From Carol Iannone—editor-at-large of Academic Questions—at the National Association of Scholars (NAS):

Toward the end of a recent webinar from the National Association of Scholars, “The Anatomy of a Diversity, Equity, and Inclusion Takeover,” participant Joel Gardner—attorney, board member at the University of Virginia, and member of the UVA Committee on Free Expression and Free Inquiry—reported moments of utter amazement that he experienced in discussing the effects of the DEI regime on campus. He noted to senior administrators that under the new dispensation, individuals from some groups—white men, for example, or fundamentalist Christians—are being “marginalized,” to use the current jargon. The response was, that’s o.k., other groups were marginalized in the past, different groups are marginalized today. Evidently this was to be seen as a form of justice, perhaps of the biblical kind, in compensation for the “sins of the fathers” (a policy, incidentally, later rescinded by God in the Old Testament). Gardner was stunned in more than one conversation to find that “people running major universities actually believe that.” He insists on the contrary that considerations of individual merit and content of character must be our criteria for judgment, not group grievance and identification.

I have had similar experiences in email discussions and in person and was equally startled to find academics and professionals who have accepted that white men, especially, deserve their negative treatment under affirmative action today, since white men of the past had, in this telling, enjoyed special advantages. Furthermore, since white men now continue in so many prestigious areas where they are still “overrepresented,” discrimination against them, even those of them born decades after the age of segregation, is justified. As one participant said in so many words, it may go too far sometimes, but I’m not going to cry over it. Notice that the official rationale for “diversity” as set forth in the lamentable series of Supreme Court decisions that have blighted higher education in our time—that diversity enriches the educational experience—is completely forgotten by our latter-day Mesdames Defarge.

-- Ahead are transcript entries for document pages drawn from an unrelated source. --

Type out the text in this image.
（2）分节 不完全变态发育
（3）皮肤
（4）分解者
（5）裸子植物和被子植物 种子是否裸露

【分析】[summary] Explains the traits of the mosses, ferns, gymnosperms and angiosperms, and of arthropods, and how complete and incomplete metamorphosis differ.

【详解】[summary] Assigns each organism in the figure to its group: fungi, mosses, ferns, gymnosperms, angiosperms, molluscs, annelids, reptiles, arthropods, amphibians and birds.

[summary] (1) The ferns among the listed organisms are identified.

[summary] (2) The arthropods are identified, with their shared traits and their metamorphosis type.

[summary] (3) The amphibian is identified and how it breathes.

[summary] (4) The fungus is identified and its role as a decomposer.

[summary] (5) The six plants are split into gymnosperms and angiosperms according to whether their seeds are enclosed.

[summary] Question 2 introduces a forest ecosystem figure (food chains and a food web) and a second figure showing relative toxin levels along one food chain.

Would anyone ever have expected such a swift undoing of bedrock American principles based on equality of individuals before the law to disappear among educated, thinking people in a generation or two? Instead of equality, which properly means political and civic equality before the law to be enjoyed by individuals, we now have “equity,” the segmentation of the entire population into groups, or “communities,” to use the jargon word, and the demand for proportional representation of each group in all desirable areas. Aside from the artificiality of this group segmentation, detailed by Mike Gonzalez in The Plot to Change America: How Identity Politics is Dividing the Land of the Free (2020), this notion of justice demands that all “groups” should not only be proportionally represented in all desirable areas, but would have been so in the past, sans discrimination, thus supposedly justifying compensatory preferences now. (In the galloping progressivism of today, there is already a push to go beyond proportionality and to diminish white men even further, but let us stay on point.) A movement that began with the “promissory note” implied in the Declaration of Independence, “that all men are created equal, that they are endowed by their Creator with certain unalienable rights, that among these are Life, Liberty and the pursuit of Happiness,” has turned into a mortgage impossible ever to pay off.